O Evangelista São Lucas nos fala de dois discípulos, voltando de Jerusalém para Emaús, entristecidos, com esperança desiludida, pelo que aconteceu com Jesus, que foi acusado, torturado e crucificado. De repente, juntou-se a eles um terceiro viajante que começou a “explicar-lhes, em todas as Escrituras, tudo o que Lhe dizia respeito” (Lc 24, 27). Os dois começaram a ver as Escrituras de novo modo. Mas, não descobriram quem era o terceiro viajante. As suas palavras e explicações das profecias eram ainda insuficientes para esta experiência. Somente quando Jesus tomou o pão, abençoou-o, partiu e deu a eles, “abriram-se os olhos e O reconheceram” (Lc 24, 31).

A tristeza e a desesperança deram lugar à alegria, ao entusiasmo e os transformou em discípulos missionários. De fato, na mesma hora, voltaram a Jerusalém para contar esta notícia aos Apóstolos.

O Papa afirma ainda que a Palavra de Deus deve tornar-se “alma de toda ação pastoral”. “A Palavra de Deus – diz o Papa – apareça em lugar central na vida da Igreja, recomendando que se incremente a “pastoral bíblica”, não em justaposição com outras formas da pastoral mas como “animação bíblica da pastoral inteira”. Não se trata simplesmente de acrescentar qualquer encontro na paróquia ou diocese, mas de verificar que, nas atividades habituais das comunidades cristãs, nas paróquias, nas associações e nos movimentos, se tenha realmente a peito o encontro pessoal com Cristo que Se comunica a nós na sua Palavra” (Exortação, 73).

Queridos irmãos e irmãs, gostaria que a verdade agora refletida, suscitasse em nós algumas conclusões práticas de caráter pastoral e um compromisso de cristãos católicos.

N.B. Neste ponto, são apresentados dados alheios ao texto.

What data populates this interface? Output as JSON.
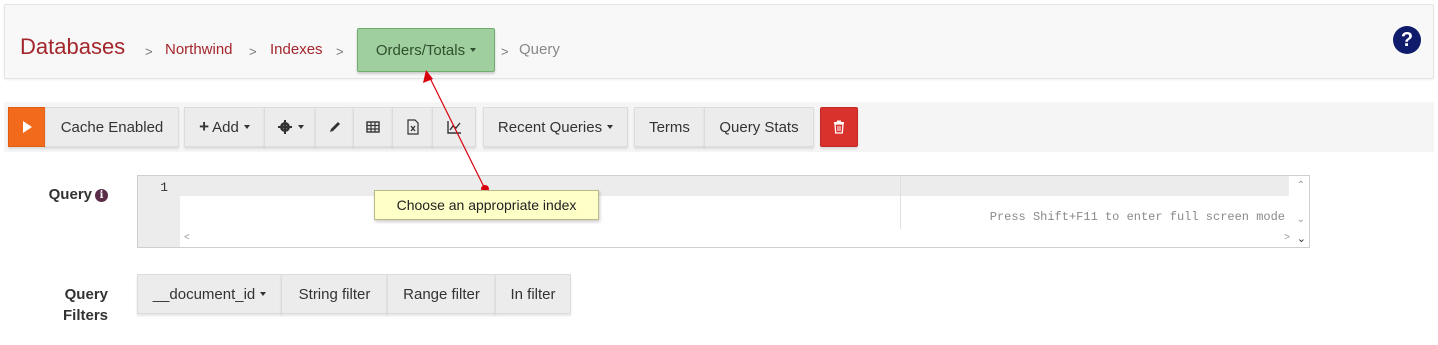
{
  "breadcrumb": {
    "databases": "Databases",
    "sep": ">",
    "database": "Northwind",
    "indexes": "Indexes",
    "index": "Orders/Totals",
    "query": "Query"
  },
  "help_icon": "question-circle-icon",
  "toolbar": {
    "play_icon": "play-icon",
    "cache": "Cache Enabled",
    "add": "Add",
    "recent": "Recent Queries",
    "terms": "Terms",
    "stats": "Query Stats"
  },
  "query": {
    "label": "Query",
    "info": "i",
    "line_number": "1",
    "hint": "Press Shift+F11 to enter full screen mode"
  },
  "tooltip": "Choose an appropriate index",
  "filters": {
    "label_line1": "Query",
    "label_line2": "Filters",
    "field": "__document_id",
    "string": "String filter",
    "range": "Range filter",
    "in": "In filter"
  },
  "colors": {
    "accent": "#a4262c",
    "index_button": "#9fcf9f",
    "play": "#f26b1d",
    "delete": "#d9322d",
    "annotation": "#d9000d"
  }
}
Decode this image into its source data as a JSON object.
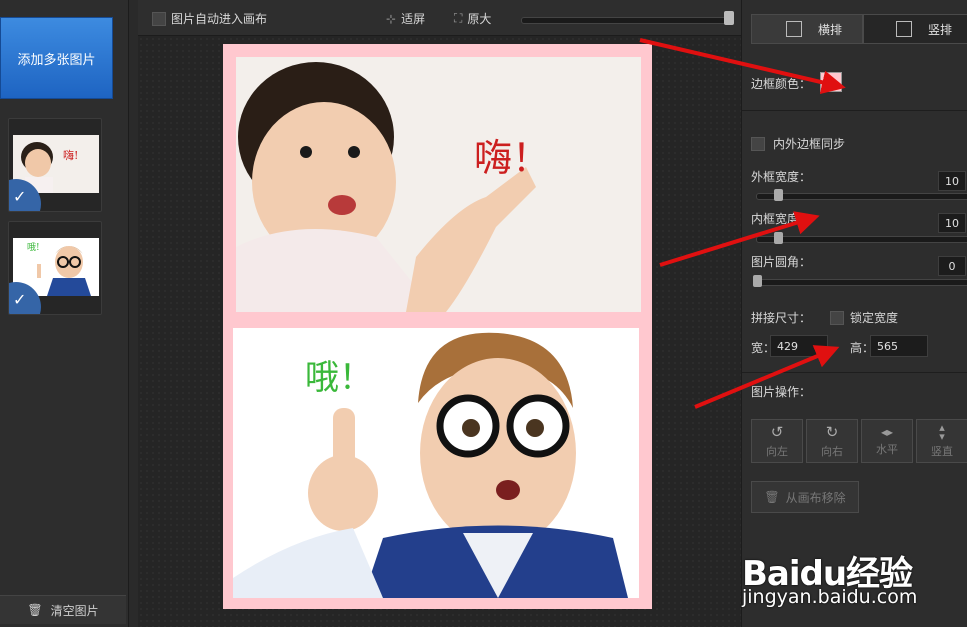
{
  "left_panel": {
    "add_button": "添加多张图片",
    "clear_button": "清空图片",
    "thumb1_text": "嗨!",
    "thumb2_text": "哦!"
  },
  "toolbar": {
    "auto_enter_canvas": "图片自动进入画布",
    "fit_screen": "适屏",
    "original_size": "原大"
  },
  "canvas": {
    "photo1_caption": "嗨！",
    "photo2_caption": "哦！",
    "border_color": "#ffc8cf"
  },
  "right_panel": {
    "tab_horizontal": "横排",
    "tab_vertical": "竖排",
    "border_color_label": "边框颜色：",
    "sync_borders_label": "内外边框同步",
    "outer_width_label": "外框宽度：",
    "outer_width_value": "10",
    "inner_width_label": "内框宽度",
    "inner_width_value": "10",
    "corner_radius_label": "图片圆角：",
    "corner_radius_value": "0",
    "size_label": "拼接尺寸：",
    "lock_width_label": "锁定宽度",
    "width_label": "宽：",
    "width_value": "429",
    "height_label": "高：",
    "height_value": "565",
    "ops_label": "图片操作：",
    "rotate_left": "向左",
    "rotate_right": "向右",
    "flip_horizontal": "水平",
    "flip_vertical": "竖直",
    "remove_from_canvas": "从画布移除"
  },
  "watermark": {
    "brand": "Baidu经验",
    "url": "jingyan.baidu.com"
  }
}
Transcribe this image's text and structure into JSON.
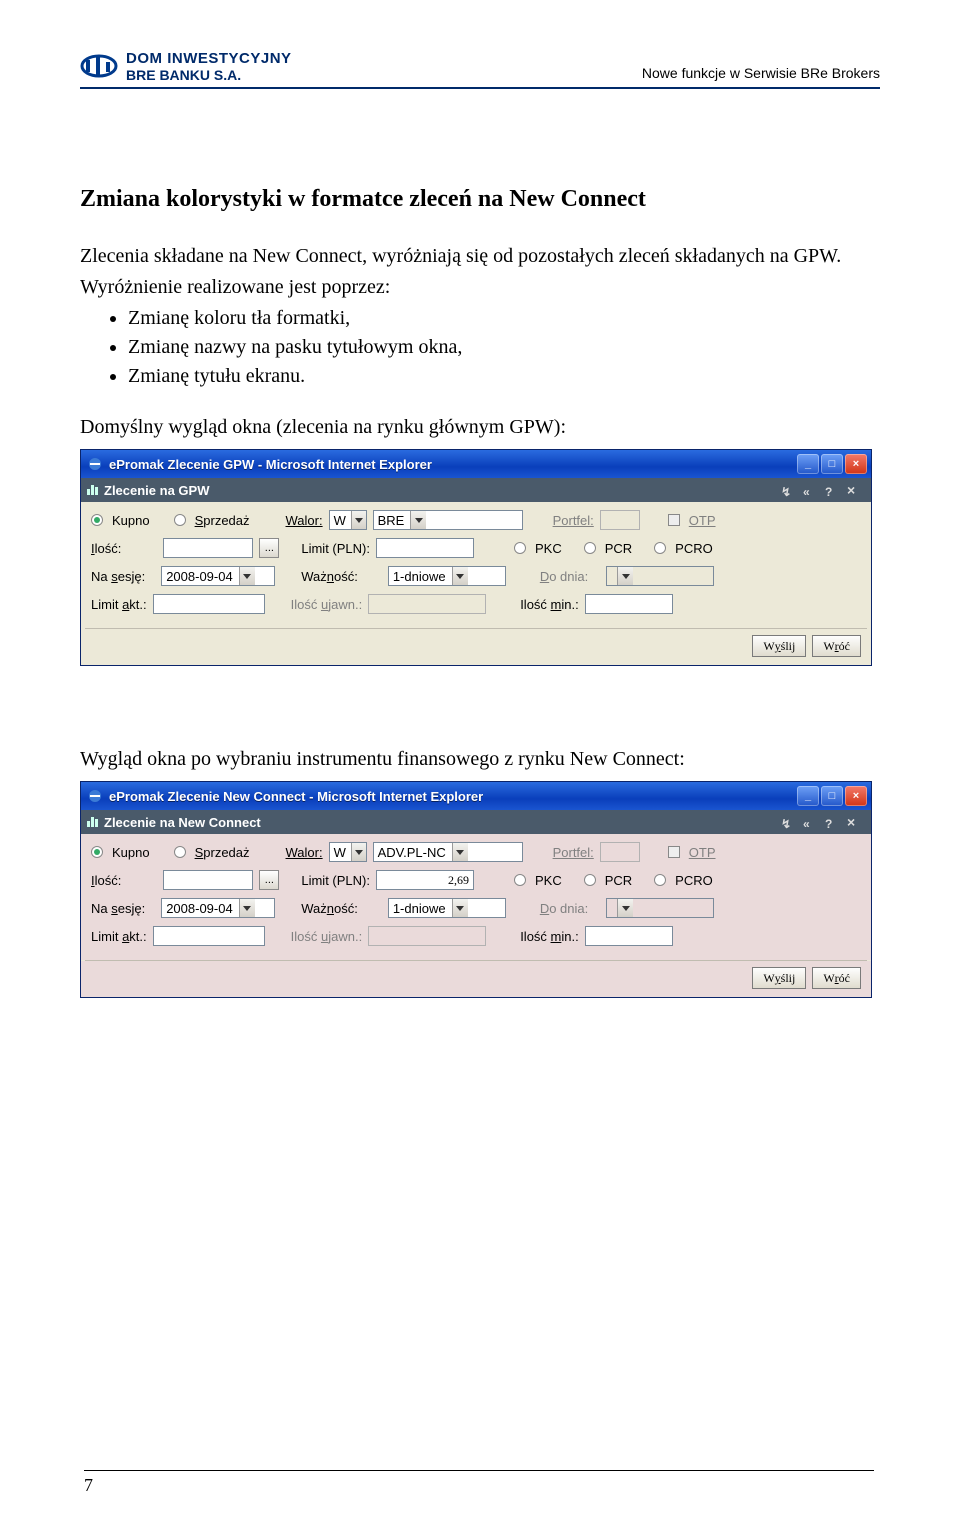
{
  "header": {
    "logo_line1_a": "D",
    "logo_line1_b": "OM ",
    "logo_line1_c": "I",
    "logo_line1_d": "NWESTYCYJNY",
    "logo_line2": "BRE BANKU S.A.",
    "right_text": "Nowe funkcje w Serwisie BRe Brokers"
  },
  "body": {
    "heading": "Zmiana kolorystyki w formatce zleceń na New Connect",
    "para1": "Zlecenia składane na New Connect, wyróżniają się od pozostałych zleceń składanych na GPW.",
    "para2": "Wyróżnienie realizowane jest poprzez:",
    "bullets": [
      "Zmianę koloru tła formatki,",
      "Zmianę nazwy na pasku tytułowym okna,",
      "Zmianę tytułu ekranu."
    ],
    "caption1": "Domyślny wygląd okna (zlecenia na rynku głównym GPW):",
    "caption2": "Wygląd okna po wybraniu instrumentu finansowego z rynku New Connect:"
  },
  "labels": {
    "kupno": "Kupno",
    "sprzedaz_pre": "S",
    "sprzedaz_post": "przedaż",
    "walor": "Walor:",
    "walor_w": "W",
    "portfel": "Portfel:",
    "otp": "OTP",
    "ilosc_pre": "I",
    "ilosc_post": "lość:",
    "limit": "Limit (PLN):",
    "pkc": "PKC",
    "pcr": "PCR",
    "pcro": "PCRO",
    "na_sesje_pre": "Na ",
    "na_sesje_u": "s",
    "na_sesje_post": "esję:",
    "waznosc_pre": "Waż",
    "waznosc_u": "n",
    "waznosc_post": "ość:",
    "do_dnia_pre": "D",
    "do_dnia_post": "o dnia:",
    "limit_akt_pre": "Limit ",
    "limit_akt_u": "a",
    "limit_akt_post": "kt.:",
    "ilosc_ujawn_pre": "Ilość ",
    "ilosc_ujawn_u": "u",
    "ilosc_ujawn_post": "jawn.:",
    "ilosc_min_pre": "Ilość ",
    "ilosc_min_u": "m",
    "ilosc_min_post": "in.:",
    "wyslij_pre": "W",
    "wyslij_u": "y",
    "wyslij_post": "ślij",
    "wroc_pre": "W",
    "wroc_u": "r",
    "wroc_post": "óć",
    "dots": "..."
  },
  "win1": {
    "title": "ePromak Zlecenie GPW - Microsoft Internet Explorer",
    "subtitle": "Zlecenie na GPW",
    "walor_value": "BRE",
    "limit_value": "",
    "date": "2008-09-04",
    "waznosc": "1-dniowe"
  },
  "win2": {
    "title": "ePromak Zlecenie New Connect - Microsoft Internet Explorer",
    "subtitle": "Zlecenie na New Connect",
    "walor_value": "ADV.PL-NC",
    "limit_value": "2,69",
    "date": "2008-09-04",
    "waznosc": "1-dniowe"
  },
  "page_number": "7"
}
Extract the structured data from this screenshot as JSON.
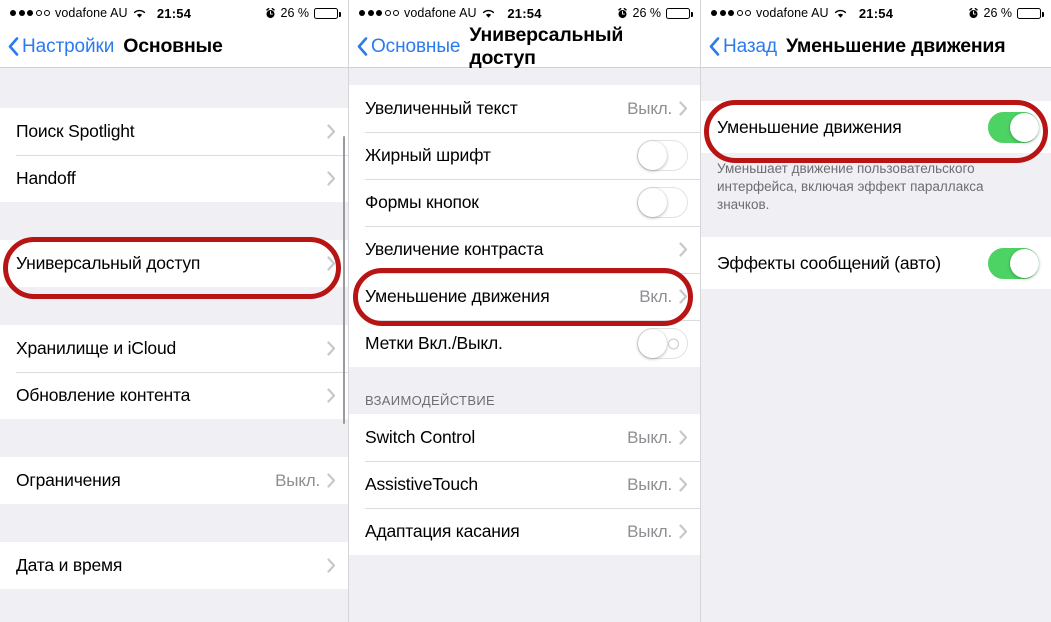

  • a) Seria muito bom que cada católico possuísse uma Bíblia própria. Já o fato de o Livro Sagrado como seu, como uma pequena parte do seu patrimônio pessoal, é forma de expressar que o nosso coração confia em Deus.
  • b) Os pais, no delicado processo de educação dos seus filhos, façam decorar aos seus filinhos os versículos da Bíblia Sagrada. Assim, desde a mais tenra idade, eles formarão o seu modo de pensar com a sabedoria de Deus e de ver a vida com os olhos de Deus.
  • c) Peço a todas as pastorais e movimentos que incluam na oração inicial das suas reuniões uma breve leitura orante da Palavra de Deus, de preferência dos textos que a liturgia prevê para aquele dia.
  • d) O lugar privilegiado da escuta da Palavra de Deus é a Igreja, especialmente a assembleia litúrgica, a Santa Missa. Primeiro, porque a Palavra de Deus não é de livre interpretação pessoal, mas é livro da Igreja. É na Igreja e por meio da Igreja que entendemos o seu verdadeiro significado. Na participação da Santa Missa procuremos suscitar em nós as atitudes de ouvir, de querer compreender e levar consigo, para o início da semana, uma mensagem concreta que vai iluminar os nossos passos, nossos relacionamentos, nossos trabalhos. Na participação da Missa mantenhamos o devido silêncio pessoal. Cuidemos também do silêncio dos outros. Que a nossa distração, nossa conversa, impaciência ou comportamento inadequado não sejam obstáculo para quem está sentado ao nosso lado de prestar atenção e de compreender a proclamação da Palavra. O momento da escuta da Palavra é a verdadeira comunhão com Jesus Cristo, Palavra eterna do Pai que se fez um de nós.
  • e) Façamos da Bíblia um livro de constante leitura e de oração, fonte privilegiada de espiritualidade e dos projetos de vida. “Tua Palavra, Senhor, é lâmpada para meus pés, luz para o meu caminho”. Seria bom ir acostumando-se à prática da leitura orante da Bíblia. É fácil e simples; basta começar.
  • f) A parte especial da Bíblia, que é parte explicitamente orante, é o Livro dos Salmos. Desde o início da Igreja, os Salmos entraram como herança assumida da espiritualidade do Antigo Testamento e se tornaram uma pérola preciosa de oração, de louvor, de experiência de Deus. É dos Salmos que se compõe, até hoje, a oração diária das pessoas consagradas.
    O Santo Padre Bento XVI dedicou a sua catequese de ontem, falando aos milhares de peregrinos na Praça de São Pedro. Dizia o Papa: “Os Salmos são “uma escola de oração”, pois ensinam, como acontece com as crianças com relação às palavras dos adultos, a linguagem que podemos utilizar para dirigir-nos a Deus Pai. (…) Quando a criança começa a falar, aprende a expressar suas próprias sensações, emoções, necessidades, com palavras que não lhe pertencem, mas que aprende dos seus pais e dos que vivem com ela. (…) O que a criança quer expressar é sua própria vivência, mas o meio expressivo é de outros; e ela, pouco a pouco, se apropria desse meio; as palavras recebidas dos seus pais se tornam suas palavras e, através das palavras, aprende também uma forma de pensar e de sentir, acede a um mundo inteiro de conceitos e cresce com eles, relaciona-se com a realidade, com os homens e com Deus (…) Assim acontece com a oração dos Salmos. Eles nos são dados para que aprendamos a dirigir-nos a Deus, a comunicar-nos com Ele, a falar-lhe de nós com as suas palavras, a encontrar uma linguagem para o encontro com Deus”.
  • g) Seja a Palavra, seja a Eucaristia brotam do coração amoroso de Deus. Falam do amor, expressam o amor, inspiram o amor.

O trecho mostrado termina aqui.